# Celebrating!!



## Big Paws Up (Oct 12, 2011)

I had to share this with people who would understand! Hope this is the right section.

I'm going to try to get the short version of the background. In March, Animal control brought us two abandon male "pit bulls". They had been left in cages in an apartment for about a week (estimated). They were filthy and completely emaciated. The brindle was so dehydrated that when I tried to bathe the feces off him, his skin ripped an bled.The black boy is so smart but beyond high energy - he was destroying his kennel. They were part of a court case until June when we finally took possession of the dogs. I have been working with both of these dogs on basic manners and obedience (just learning a leash) since they came in 7 months ago. 

I haven't been to the shelter this week due to a broken bone in my wrist. I get a call on Sunday - our black boy is going home! 

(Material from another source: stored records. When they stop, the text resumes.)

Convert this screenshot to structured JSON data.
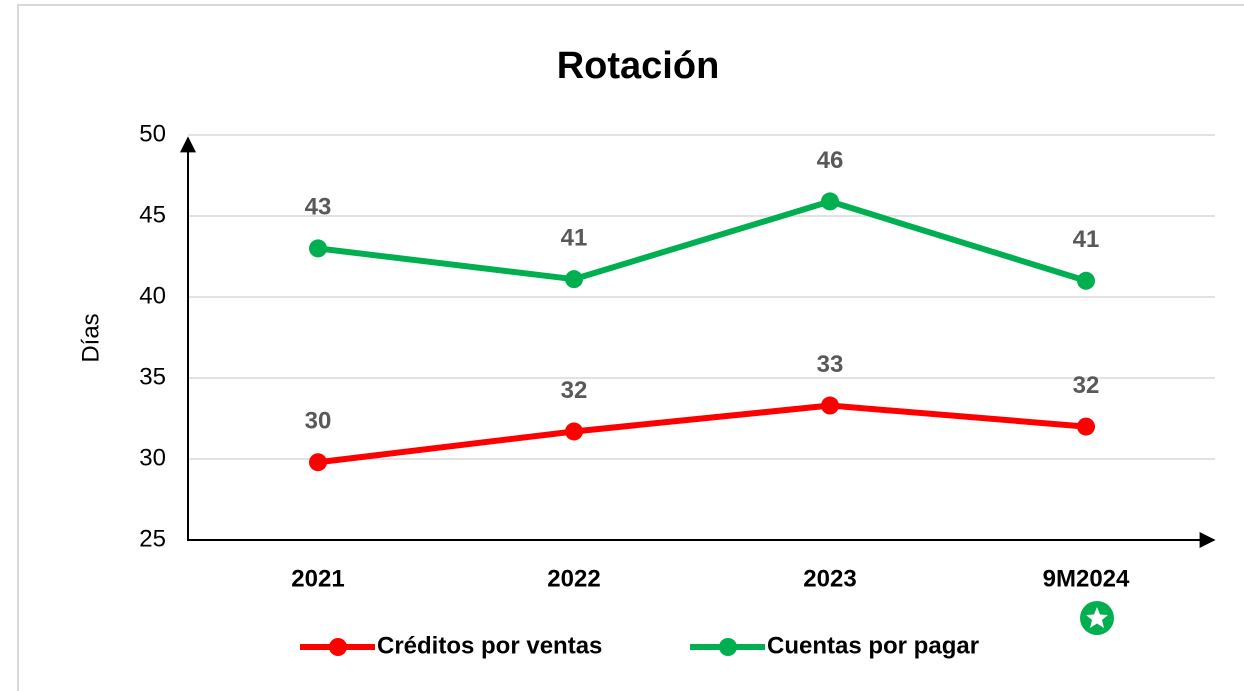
{
  "chart_data": {
    "type": "line",
    "title": "Rotación",
    "y_label": "Días",
    "categories": [
      "2021",
      "2022",
      "2023",
      "9M2024"
    ],
    "series": [
      {
        "name": "Créditos por ventas",
        "color": "#ff0000",
        "values": [
          29.8,
          31.7,
          33.3,
          32.0
        ],
        "value_labels": [
          "30",
          "32",
          "33",
          "32"
        ]
      },
      {
        "name": "Cuentas por pagar",
        "color": "#00b050",
        "values": [
          43.0,
          41.1,
          45.9,
          41.0
        ],
        "value_labels": [
          "43",
          "41",
          "46",
          "41"
        ]
      }
    ],
    "ylim": [
      25,
      50
    ],
    "yticks": [
      25,
      30,
      35,
      40,
      45,
      50
    ],
    "grid": true,
    "legend": "bottom"
  }
}
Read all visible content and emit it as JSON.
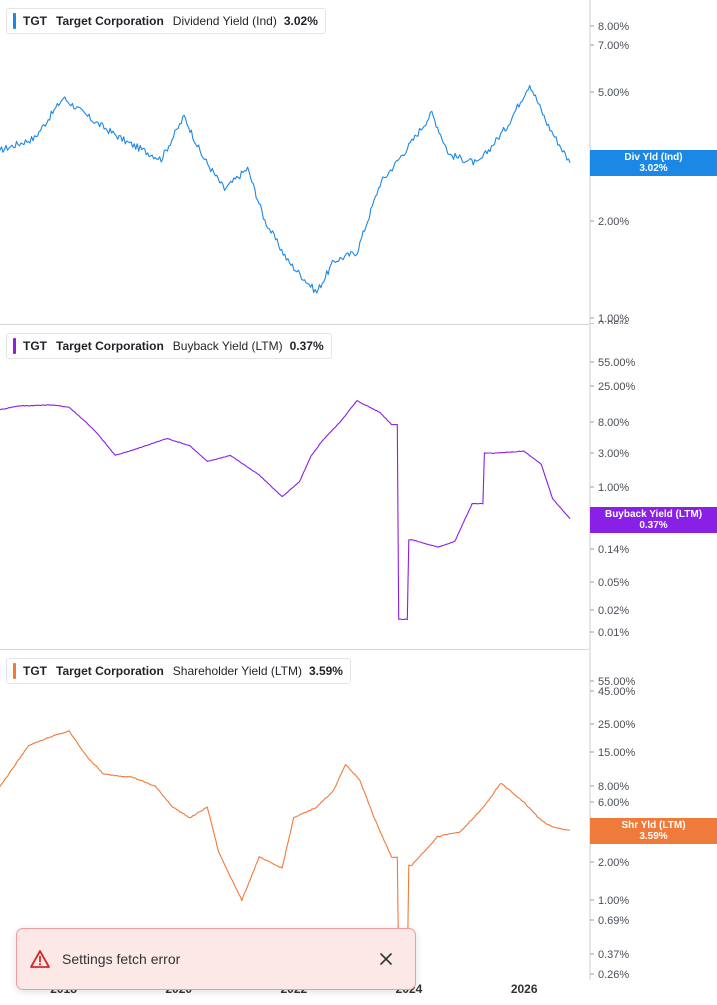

But the brindle has torn out his stitches from the neutering. He'll be back to the shelter on Tues, could I just come in an sit with him. This morning I come in to an email. The vet tech called last night - she is keeping him! She will sign the paperwork this morning. 

So both of my boys have a home.:clap2: I'm so happy I'm practically in tears! This is WHY I work with rescue dogs.


----------



## +two (Jul 12, 2011)

That is awesome! Makes it all worth it, right? 

Do you have pictures?


----------



## Damon'sMom (Aug 2, 2011)

Just saw this. I am so happy they have homes.  I agree with +two do you have any photos?


----------